Microsurgical Breast Reconstruction
For those patients who undergo mastectomy, breast reconstruction is a significant undertaking and typically requires multiple operations. As a result of findings from research on quality of life and psychosocial benefits associated with breast reconstruction, the 1998 Women’s Health and Cancer Rights Act of 1998 mandates that the third party payer provides coverage for breast and nipple reconstruction and contralateral procedures to achieve symmetry. Historically, the two most common methods for breast reconstruction included tissue expanders (or breast implants), which represents the most common technique used worldwide, and flap reconstruction (for example, the abdominal or TRAM flap). Now, advancements in microsurgical breast reconstruction have led to the development of Deep Inferior Epigastric Artery Perforator (DIEP) flaps and Superior Inferior Epigastric Artery (SIEA) flaps.
DIEP Microsurgical Breast Reconstruction
In this procedure the DIEP flap is transplanted to the chest for breast reconstruction by microsurgically attaching the circulation of the deep inferior epigastric artery to the blood vessels in the chest. Through the increased tissue circulation, the reconstructed breast remains soft and feels more like a normal breast. Unlike the TRAM flap surgery (which uses the same area from the abdominal wall), the DIEP flap does not include any muscle in the flap. This procedure can only be performed in specialized microsurgery centers, where the surgeon uses an operating microscope. Potential advantages include less postoperative pain and less likelihood of abdominal hernia formation and abdominal muscle weakness when compared with TRAM flaps. Healthy, physically active, non-smoking patients with enough abdominal tissue to create a breast mound are good candidates for this procedure.
SIEA Microsurgical Breast Reconstruction
This flap uses the same tissue as the DIEP flap but harvests the superficial blood supply to the skin and fat of the abdomen.
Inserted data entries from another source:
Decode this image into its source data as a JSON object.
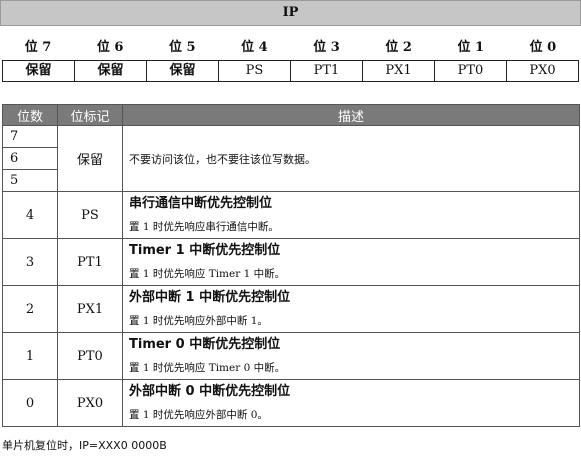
{
  "register": {
    "name": "IP",
    "bit_headers": [
      "位 7",
      "位 6",
      "位 5",
      "位 4",
      "位 3",
      "位 2",
      "位 1",
      "位 0"
    ],
    "bit_names": [
      "保留",
      "保留",
      "保留",
      "PS",
      "PT1",
      "PX1",
      "PT0",
      "PX0"
    ]
  },
  "table": {
    "headers": {
      "bit": "位数",
      "mark": "位标记",
      "desc": "描述"
    },
    "reserved": {
      "bits": [
        "7",
        "6",
        "5"
      ],
      "mark": "保留",
      "desc": "不要访问该位，也不要往该位写数据。"
    },
    "rows": [
      {
        "bit": "4",
        "mark": "PS",
        "title": "串行通信中断优先控制位",
        "detail": "置 1 时优先响应串行通信中断。"
      },
      {
        "bit": "3",
        "mark": "PT1",
        "title": "Timer 1 中断优先控制位",
        "detail": "置 1 时优先响应 Timer 1 中断。"
      },
      {
        "bit": "2",
        "mark": "PX1",
        "title": "外部中断 1 中断优先控制位",
        "detail": "置 1 时优先响应外部中断 1。"
      },
      {
        "bit": "1",
        "mark": "PT0",
        "title": "Timer 0 中断优先控制位",
        "detail": "置 1 时优先响应 Timer 0 中断。"
      },
      {
        "bit": "0",
        "mark": "PX0",
        "title": "外部中断 0 中断优先控制位",
        "detail": "置 1 时优先响应外部中断 0。"
      }
    ]
  },
  "footer": "单片机复位时，IP=XXX0 0000B"
}
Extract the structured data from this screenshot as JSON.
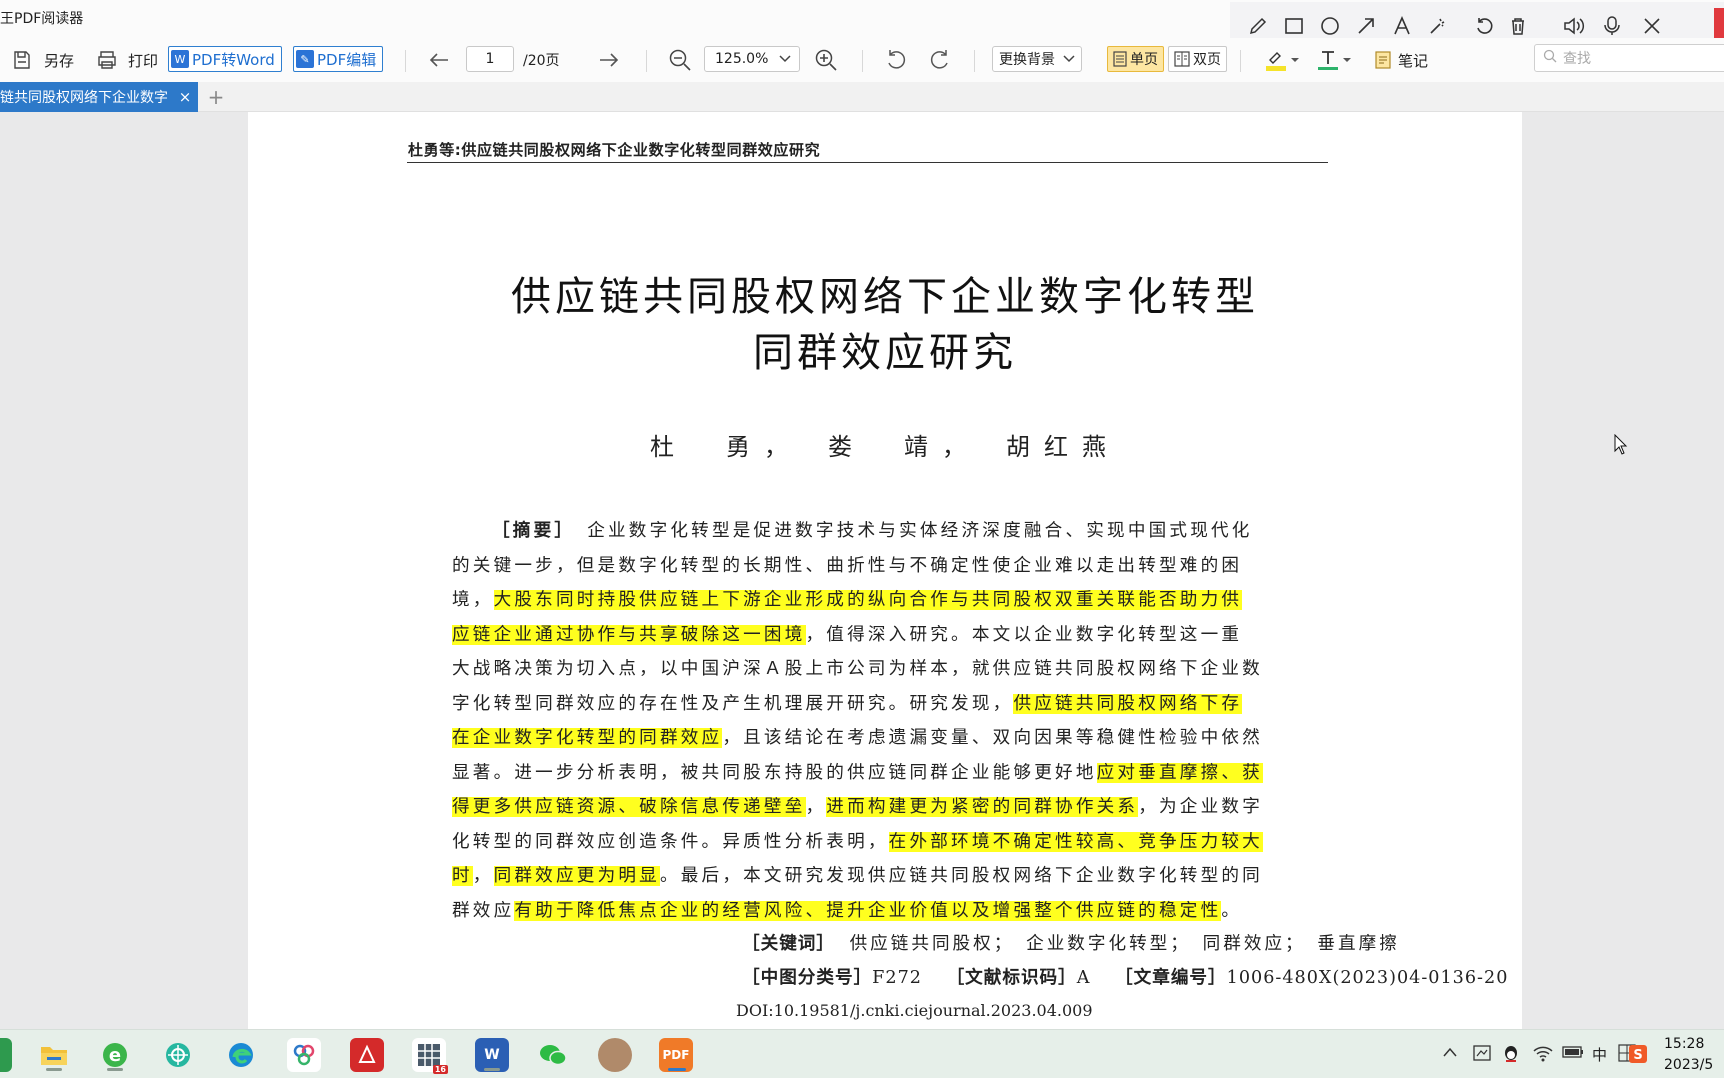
{
  "app": {
    "title": "王PDF阅读器"
  },
  "toolbar": {
    "save_as": "另存",
    "print": "打印",
    "pdf_to_word": "PDF转Word",
    "pdf_edit": "PDF编辑",
    "page_current": "1",
    "page_total": "/20页",
    "zoom": "125.0%",
    "background": "更换背景",
    "single_page": "单页",
    "double_page": "双页",
    "notes": "笔记",
    "search_placeholder": "查找"
  },
  "annotation_tools": [
    "pencil-icon",
    "rectangle-icon",
    "circle-icon",
    "arrow-icon",
    "text-icon",
    "magic-wand-icon",
    "undo-icon",
    "trash-icon",
    "speaker-icon",
    "microphone-icon",
    "close-icon"
  ],
  "tab": {
    "label": "链共同股权网络下企业数字",
    "close": "×",
    "add": "+"
  },
  "document": {
    "running_head": "杜勇等:供应链共同股权网络下企业数字化转型同群效应研究",
    "title_line1": "供应链共同股权网络下企业数字化转型",
    "title_line2": "同群效应研究",
    "authors": "杜　勇，　娄　靖，　胡红燕",
    "abstract_label": "［摘要］",
    "abstract_lines": [
      [
        {
          "t": "企业数字化转型是促进数字技术与实体经济深度融合、实现中国式现代化",
          "h": false
        }
      ],
      [
        {
          "t": "的关键一步，但是数字化转型的长期性、曲折性与不确定性使企业难以走出转型难的困",
          "h": false
        }
      ],
      [
        {
          "t": "境，",
          "h": false
        },
        {
          "t": "大股东同时持股供应链上下游企业形成的纵向合作与共同股权双重关联能否助力供",
          "h": true
        }
      ],
      [
        {
          "t": "应链企业通过协作与共享破除这一困境",
          "h": true
        },
        {
          "t": "，值得深入研究。本文以企业数字化转型这一重",
          "h": false
        }
      ],
      [
        {
          "t": "大战略决策为切入点，以中国沪深Ａ股上市公司为样本，就供应链共同股权网络下企业数",
          "h": false
        }
      ],
      [
        {
          "t": "字化转型同群效应的存在性及产生机理展开研究。研究发现，",
          "h": false
        },
        {
          "t": "供应链共同股权网络下存",
          "h": true
        }
      ],
      [
        {
          "t": "在企业数字化转型的同群效应",
          "h": true
        },
        {
          "t": "，且该结论在考虑遗漏变量、双向因果等稳健性检验中依然",
          "h": false
        }
      ],
      [
        {
          "t": "显著。进一步分析表明，被共同股东持股的供应链同群企业能够更好地",
          "h": false
        },
        {
          "t": "应对垂直摩擦、获",
          "h": true
        }
      ],
      [
        {
          "t": "得更多供应链资源、破除信息传递壁垒",
          "h": true
        },
        {
          "t": "，",
          "h": false
        },
        {
          "t": "进而构建更为紧密的同群协作关系",
          "h": true
        },
        {
          "t": "，为企业数字",
          "h": false
        }
      ],
      [
        {
          "t": "化转型的同群效应创造条件。异质性分析表明，",
          "h": false
        },
        {
          "t": "在外部环境不确定性较高、竞争压力较大",
          "h": true
        }
      ],
      [
        {
          "t": "时",
          "h": true
        },
        {
          "t": "，",
          "h": false
        },
        {
          "t": "同群效应更为明显",
          "h": true
        },
        {
          "t": "。最后，本文研究发现供应链共同股权网络下企业数字化转型的同",
          "h": false
        }
      ],
      [
        {
          "t": "群效应",
          "h": false
        },
        {
          "t": "有助于降低焦点企业的经营风险、提升企业价值以及增强整个供应链的稳定性",
          "h": true
        },
        {
          "t": "。",
          "h": false
        }
      ]
    ],
    "keywords_label": "［关键词］",
    "keywords": "供应链共同股权；　企业数字化转型；　同群效应；　垂直摩擦",
    "clc_label": "［中图分类号］",
    "clc": "F272",
    "doc_code_label": "［文献标识码］",
    "doc_code": "A",
    "article_no_label": "［文章编号］",
    "article_no": "1006-480X(2023)04-0136-20",
    "doi": "DOI:10.19581/j.cnki.ciejournal.2023.04.009"
  },
  "taskbar": {
    "time": "15:28",
    "date": "2023/5",
    "ime": "中",
    "badge": "16"
  },
  "colors": {
    "highlight": "#ffff1f",
    "tab_active": "#2d79c9",
    "accent_blue": "#1f6fd0"
  }
}
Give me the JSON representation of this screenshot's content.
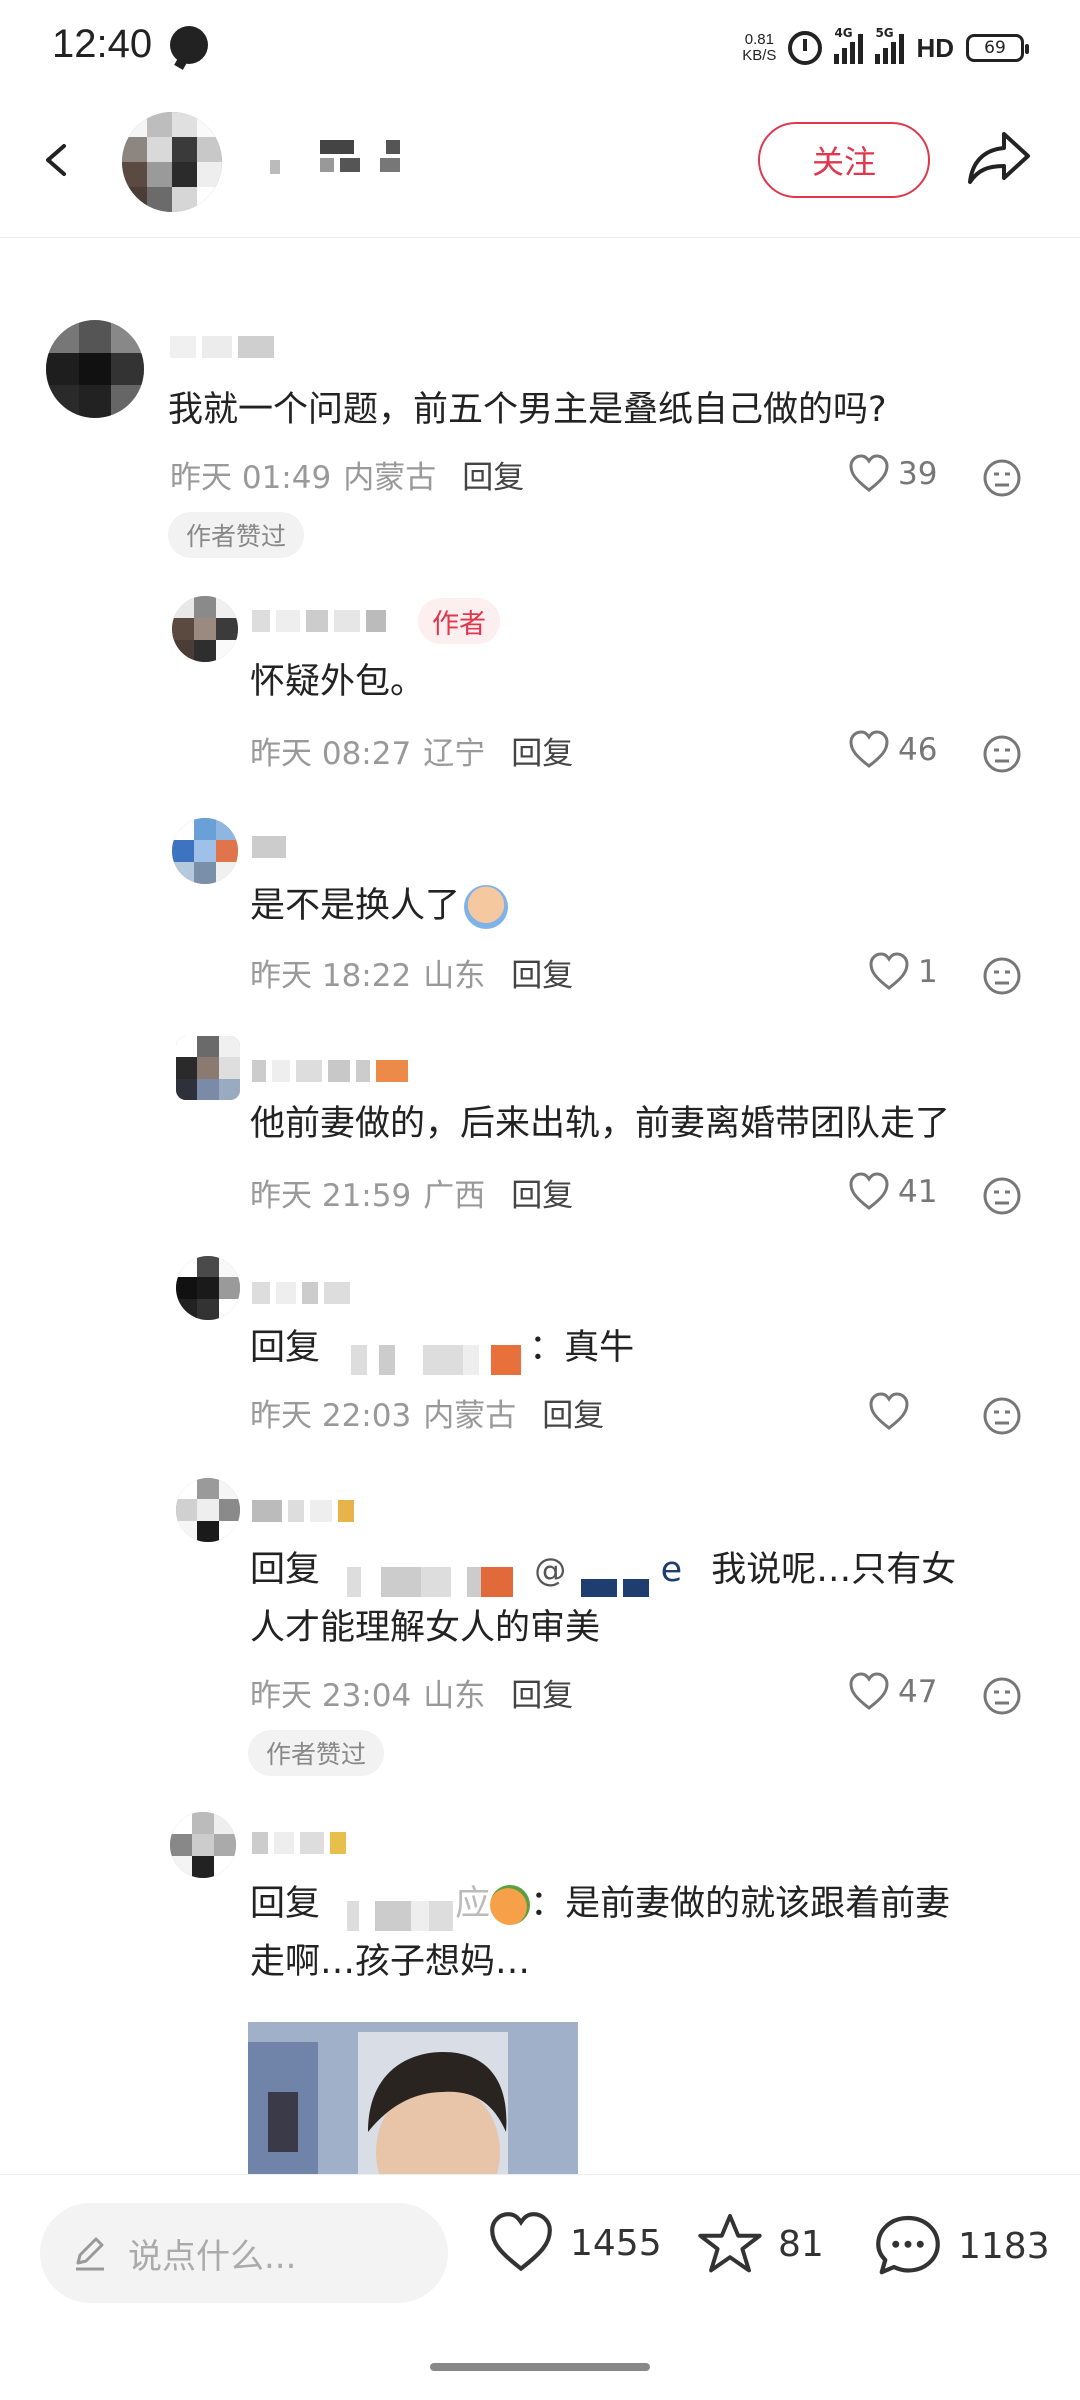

Although SIEA flaps require less surgical dissection than DIEP flaps, only 30% of patients have a SIEA vessel that can be identified during surgery. Although the abdominal tissue used is the same as the DIEP, the SIEA relies on a distinctive blood supply and requires less surgical dissection than the DIEP. However, the majority of patients are not candidates for the SIEA procedure. This is because only about 30% of people have an SIEA vessel that is visible during surgery and that can be used for the procedure. Doppler studies may help in identifying the SIEA prior to surgery. Potential advantages of SIEA flaps over DIEP flaps include a shorter operative time, less post-operative pain, and earlier recovery to full function.
DIEP and SIEA Microsurgery in Clinical Trials
Researchers from the Department of Plastic Surgery at M. D. Anderson Cancer Center surveyed 179 patients over a five-year period: 47 had undergone SIEA flaps, 49 had reconstruction using DIEP flaps, and 136 had muscle-sparing free TRAM flaps. The investigators found that single-side SIEA flap patients had superior outcomes with respect to duration of postoperative pain and ability to lift things after surgery when compared with TRAM flap patients. Furthermore, for those patients who required flaps on both sides to reconstruct double mastectomies, SIEA flaps were superior to both double DIEP flaps and TRAM flaps.